KW: I read in Greenwood, MS, for the book tour, and right before I read at Turnrow Books, the owner, Jamie, was introducing me, and a drunk guy kept complaining that he had been told that the book was non-fiction and that he only reads “real” things since he got out of prison. It was intensely unpleasant. The audience of about six people seemed really agitated and embarrassed. Jamie kept trying to get him to leave or shut up but the guy wouldn’t. Finally, Jamie started to call the cops, and then the guy and Jamie revealed that it had been a Fang performance and they had planned this chaotic performance. It was so weird. After that, the reading was anticlimactic. It was kind of amazing, but I think it showed me, once again, that I would have killed myself if I was a member of the Fang family.

JS: You thank Ann Patchett, Lou Boudreaux, and Julie Barer. Can you explain how they helped shape the book?

KW: Ann is one of my best friends and she’s one of the few people (aside from my agent and my wife) who read the book before I gave it to the publisher. She has done so many things to help me in my career, but she’s also helped me become a more capable and happy person.

Lee Boudreaux is my editor and was my editor on the book of stories. For the novel, it was a more intense editing process, so we spent a lot of time with each other, trying to figure out how to get this book to the place that it needed to be. She’s got a really good sense of how to fix something that seems off. She calls me Keb’n Wilson.

Julie Barer is my agent. She picked me up in 2007, I believe, and has been the main reason for any good things that have happened to me in my career. She is tireless and smart and savvy and is just an amazing person.

JS: There’s a refrain several times in the book, “Children Kill Art.” You had a child while writing this book. Discuss.

KW: I think it’s a common concern for not just artists but all people that the introduction of a new element (baby, spouse, TV series on HBO, in-home donut maker) into your life has the potential to ruin you. Of course, it can also open you up to the world in ways you couldn’t expect (donuts in the comfort of your own home), but there’s always the worry that you are disrupting your life in a way that could have bad consequences. For me, I really worried that having a child would negatively affect my writing, that I’d struggle to find the time and space to continue writing. It’s a concern for Caleb and Camille Fang.

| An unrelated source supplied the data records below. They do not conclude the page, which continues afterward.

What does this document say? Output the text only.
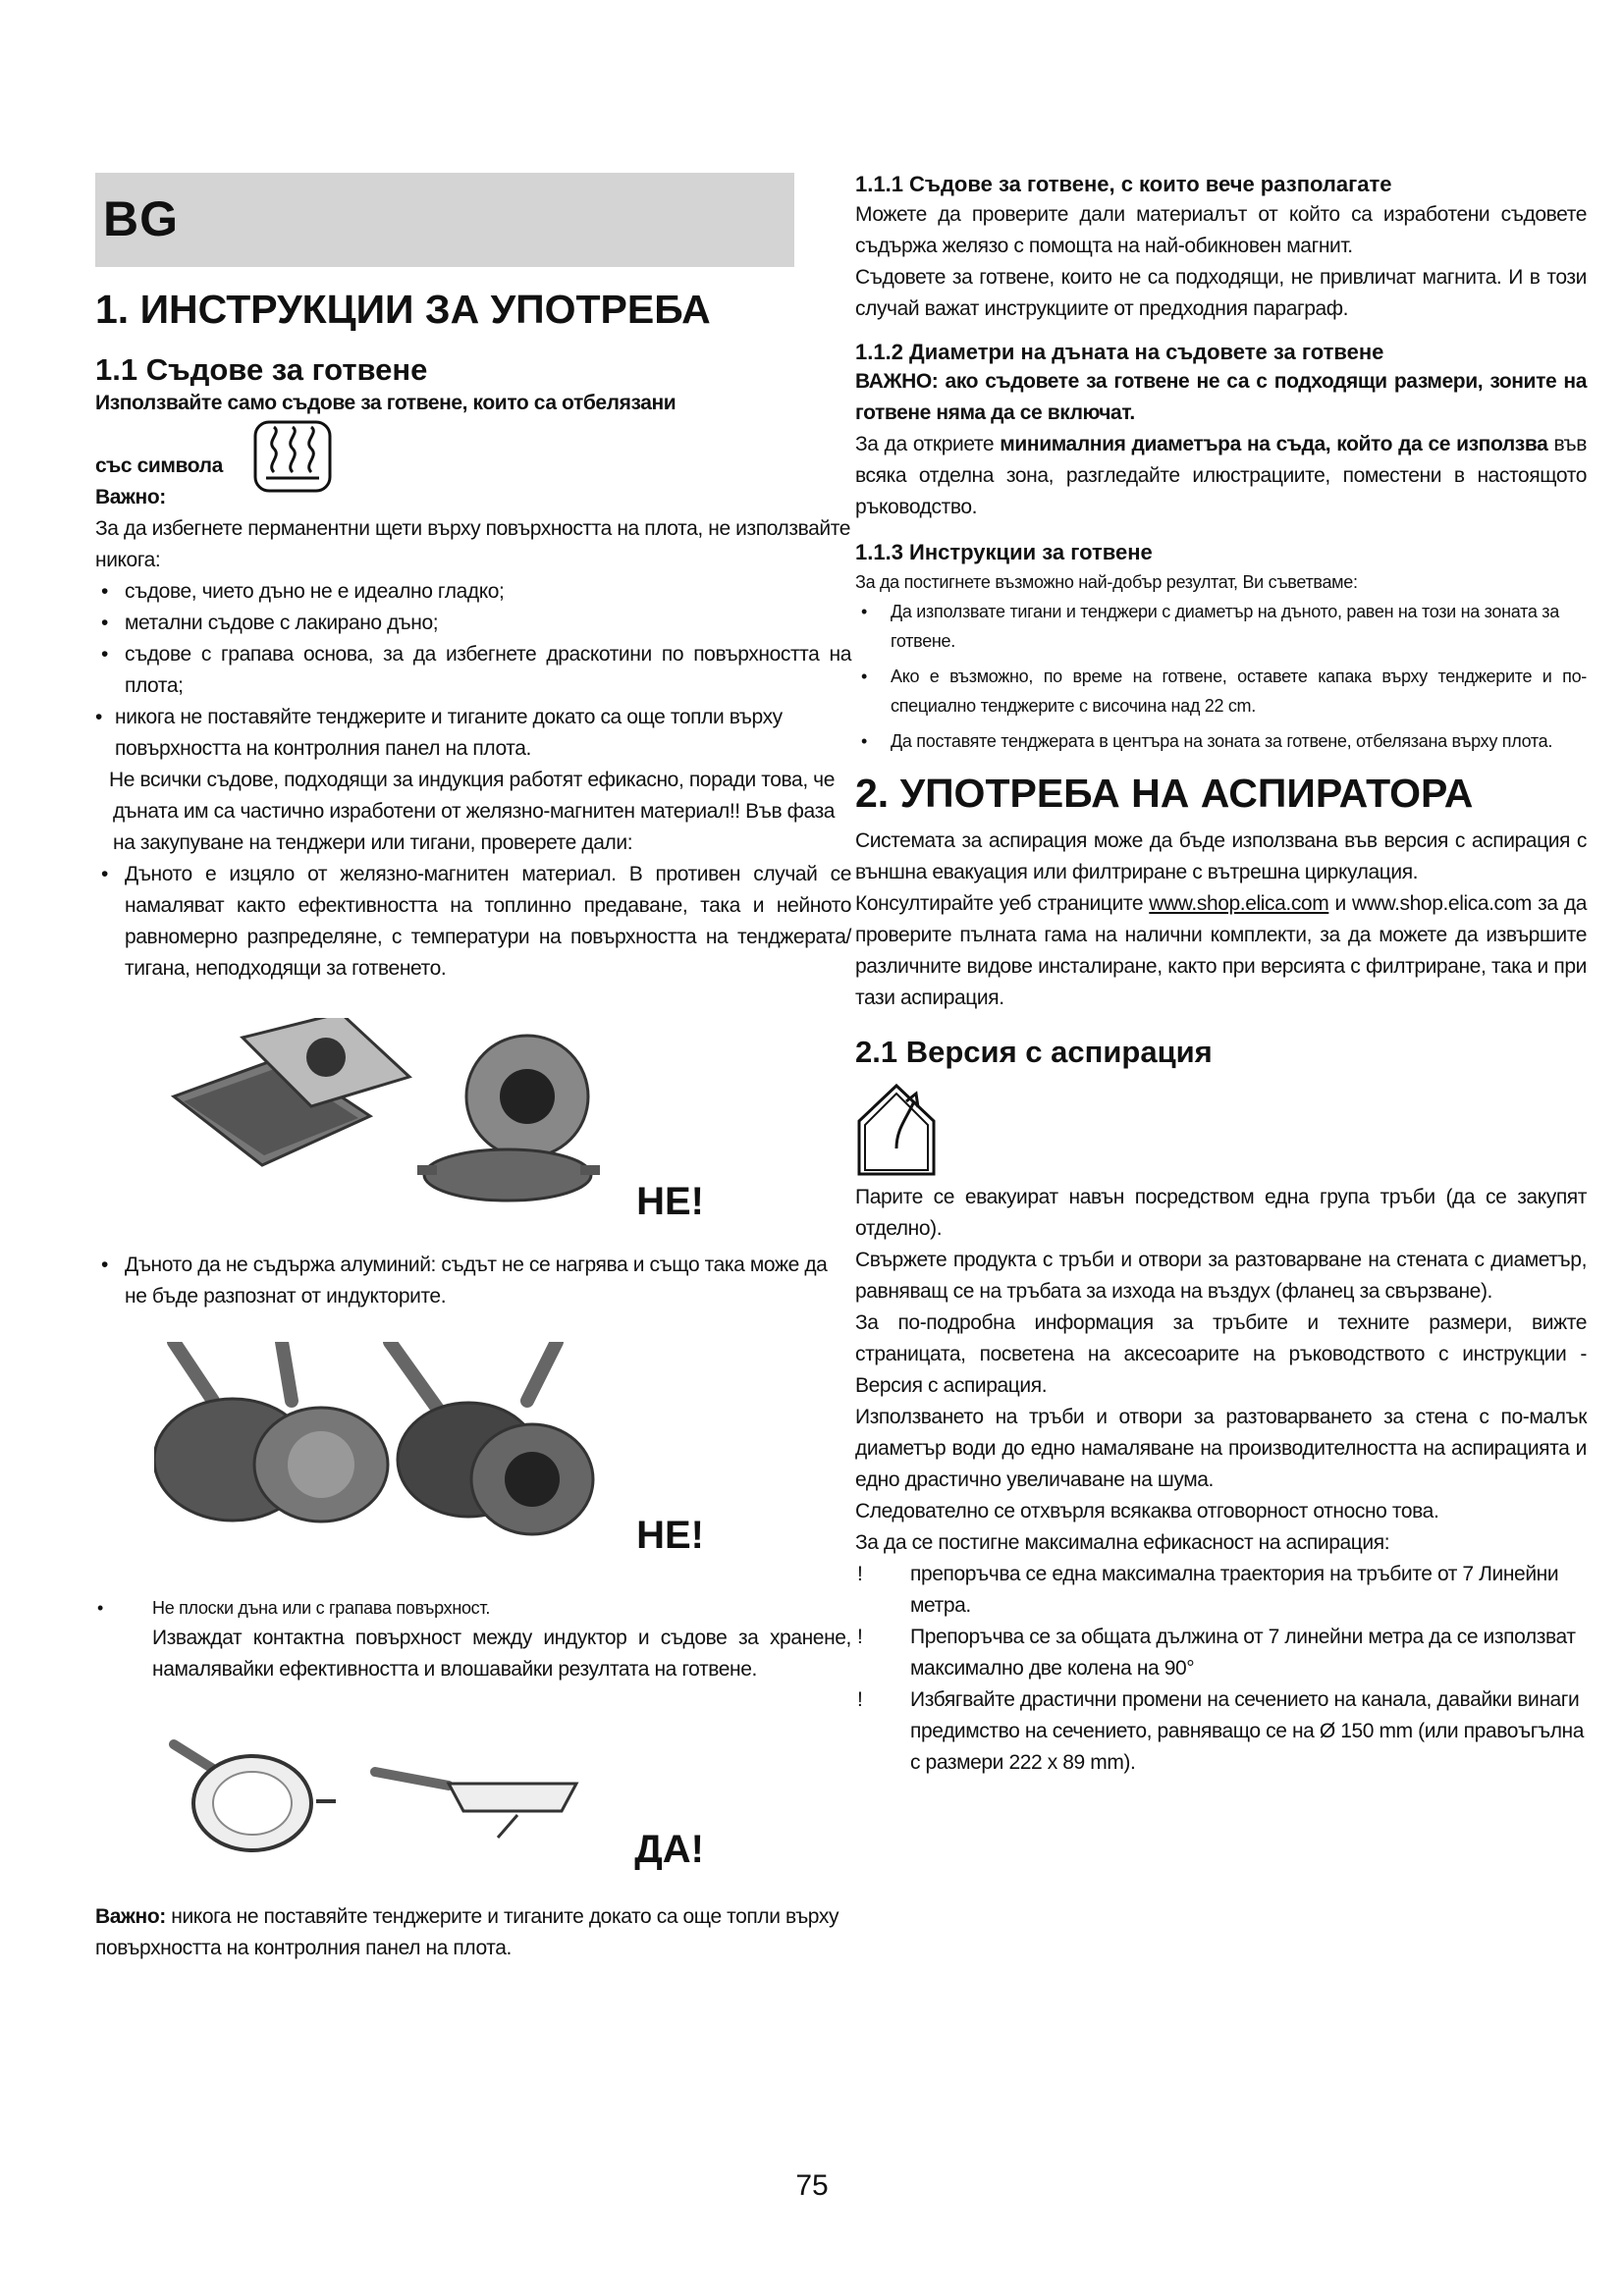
BG
1. ИНСТРУКЦИИ ЗА УПОТРЕБА
1.1 Съдове за готвене

Използвайте само съдове за готвене, които са отбелязани

със символа

Важно:

За да избегнете перманентни щети върху повърхността на плота, не използвайте никога:

• съдове, чието дъно не е идеално гладко;
• метални съдове с лакирано дъно;
• съдове с грапава основа, за да избегнете драскотини по повърхността на плота;
• никога не поставяйте тенджерите и тиганите докато са още топли върху повърхността на контролния панел на плота.

Не всички съдове, подходящи за индукция работят ефикасно, поради това, че дъната им са частично изработени от желязно-магнитен материал!! Във фаза на закупуване на тенджери или тигани, проверете дали:

• Дъното е изцяло от желязно-магнитен материал. В противен случай се намаляват както ефективността на топлинно предаване, така и нейното равномерно разпределяне, с температури на повърхността на тенджерата/тигана, неподходящи за готвенето.
НЕ!
• Дъното да не съдържа алуминий: съдът не се нагрява и също така може да не бъде разпознат от индукторите.
НЕ!
•	Не плоски дъна или с грапава повърхност.

Изваждат контактна повърхност между индуктор и съдове за хранене, намалявайки ефективността и влошавайки резултата на готвене.

ДА!

Важно: никога не поставяйте тенджерите и тиганите докато са още топли върху повърхността на контролния панел на плота.

1.1.1 Съдове за готвене, с които вече разполагате

Можете да проверите дали материалът от който са изработени съдовете съдържа желязо с помощта на най-обикновен магнит.

Съдовете за готвене, които не са подходящи, не привличат магнита. И в този случай важат инструкциите от предходния параграф.

1.1.2 Диаметри на дъната на съдовете за готвене

ВАЖНО: ако съдовете за готвене не са с подходящи размери, зоните на готвене няма да се включат.

За да откриете минималния диаметъра на съда, който да се използва във всяка отделна зона, разгледайте илюстрациите, поместени в настоящото ръководство.

1.1.3 Инструкции за готвене

За да постигнете възможно най-добър резултат, Ви съветваме:

• Да използвате тигани и тенджери с диаметър на дъното, равен на този на зоната за готвене.
• Ако е възможно, по време на готвене, оставете капака върху тенджерите и по-специално тенджерите с височина над 22 cm.
• Да поставяте тенджерата в центъра на зоната за готвене, отбелязана върху плота.
2. УПОТРЕБА НА АСПИРАТОРА

Системата за аспирация може да бъде използвана във версия с аспирация с външна евакуация или филтриране с вътрешна циркулация.

Консултирайте уеб страниците www.shop.elica.com и www.shop.elica.com за да проверите пълната гама на налични комплекти, за да можете да извършите различните видове инсталиране, както при версията с филтриране, така и при тази аспирация.

2.1 Версия с аспирация

Парите се евакуират навън посредством една група тръби (да се закупят отделно).

Свържете продукта с тръби и отвори за разтоварване на стената с диаметър, равняващ се на тръбата за изхода на въздух (фланец за свързване).

За по-подробна информация за тръбите и техните размери, вижте страницата, посветена на аксесоарите на ръководството с инструкции - Версия с аспирация.

Използването на тръби и отвори за разтоварването за стена с по-малък диаметър води до едно намаляване на производителността на аспирацията и едно драстично увеличаване на шума.

Следователно се отхвърля всякаква отговорност относно това.

За да се постигне максимална ефикасност на аспирация:

! препоръчва се една максимална траектория на тръбите от 7 Линейни метра.
! Препоръчва се за общата дължина от 7 линейни метра да се използват максимално две колена на 90°
! Избягвайте драстични промени на сечението на канала, давайки винаги предимство на сечението, равняващо се на Ø 150 mm (или правоъгълна с размери 222 x 89 mm).
75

Ultimately, I think, kids can kill art; they demand so much attention that it makes it harder to make time for other things. I think I will probably write fewer novels than I would have if Griff hadn’t entered into our world. But I also think that those novels wouldn’t have been very good if they couldn’t make it into the world because of other responsibilities. I think kids just kill bad art. The book that demands to be written will still be written, no matter what the circumstances might be. So, thanks, Griff. You’re a good kid.